We the hop-loving, alcohol-thirsty, intensity-craving American beer drinking public (at least those of us who know to stay away from the large domestic breweries spewing out oceans of yellow fizz only mislabeled “beer”) tend to shy away from lagers.  Lagers rely on finesse and transparency to show their quality.  Ales, their older brothers, are typically richer, bolder, and more robust.  And considering the domestic love for rock-n-roll and muscle cars, it’s maybe no surprise most top-quality domestic beer is ale.

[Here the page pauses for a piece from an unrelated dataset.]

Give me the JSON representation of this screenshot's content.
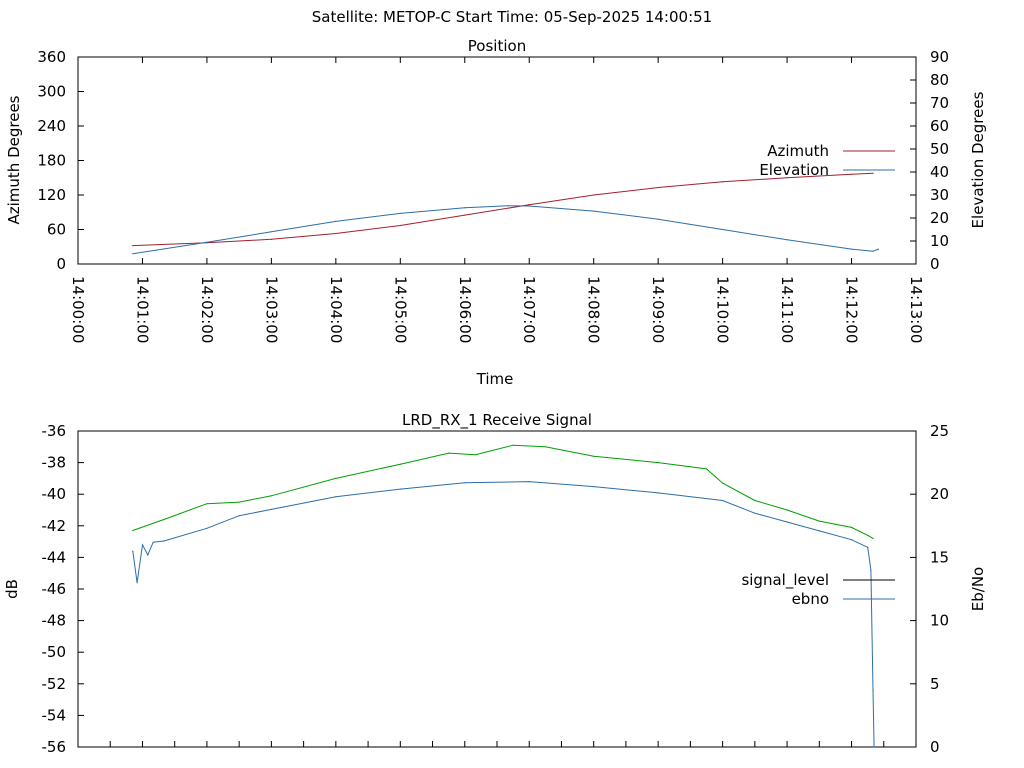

And lager’s biggest problem is its connection to those juggernaut American breweries (you know which ones I mean – I told you we’d get there).  It’s at great risk of family feud that I tell you most large-scale American “lagers” are terrible.  Thankfully (and lucky for those of us that know better), they bear little resemblance to the true style.  In the words of brewmaster Garrett Oliver is his amazing The Brewmaster’s Table (242), “American mass-market (lager) presents a watery beer that is quickly produced out of a half-malt mash, with virtually no hops at all….The beer is then filtered to within an inch of its already pallid life…You’d need a laboratory and millions of dollars of equipment to achieve such a remarkably bland creation.”

How did American lager come to this?  A little history lesson illustrates it best.  Be it German-Czechoslovakian lager or English ale, quality beer was big business until prohibition threw everything out of whack.  When the Vollstead Act was finally repealed, the domestic market had been without beer for several years.   American tastes now gravitated toward flavored cocktails and soft-drinks, and the depression-ridden market wanted its booze cheap.  Weaker beer, dumbed down by rice and corn additives (and, rumor has it, other controversial chemicals) helped keep prices low and flavors inert.  Sales became driven by sophisticated and extraordinarily successful marketing campaigns, rather than flavor or quality, to the point where today we are left with bloated domestic production no longer even pretending to make real beer (trust me, “triple hops” brewing and “cold filtering” mean essentially nothing, and don’t get me started on “drinkability”).

So it was when J unwrapped this nondescript little lager from New Glarus, I started envying the bachelor life.  In fact, if J hadn’t kept pestering me about trying the darn thing, it probably would have sat on a shelf for some time as more fashionable brews found their way to my belly. 

But as usual, the wife was onto something.  The Two Women lager, marketed as Bavarian in style but reminiscent of a Pilsner for its clean pale malt crispness and mild hop bitterness, is a tasty if understated brew.  On the nose, flowers, baking bread and a little bit of sea foam give way to a firm, slightly hoppy midpalate and finish.  It’s a thirst-quencher all-right, and superbly mild malty character (the beer is marketed as a special collaboration of the female leadership behind New Glarus and local Weyermann malting) stays modest and lets bright, bitter hops cleanse the palate.  True to its Pilsner roots, it’s not an overpowering beer, designed for the Bohemian practice of consuming several pints in a sitting. 

And in a similar tradition, the clean profile and crisp carbonation scream out for just about any dish one could think of.  Beer’s bubbles predispose it to food friendliness, but this lager’s crisp, gentle demeanor leave it ready for almost any fare.  This is a beer meant to be enjoyed with food.

One major problem is its packaging and marketing.  The 500mL bottle, sold as singles only, isn’t really what one expects from an easy-drinking lager, and I was left wishing we had another bottle to wash down our cheeseburgers.  Also disappointing, only a vague description and no mention of alcohol on the label, leaves one guessing as to the beer’s style.

But in general, New Glarus’s Two Women lager is testament to what domestic lager can be when breweries take it seriously.  And it’s another example of why southern Wisconsin is worth the trip.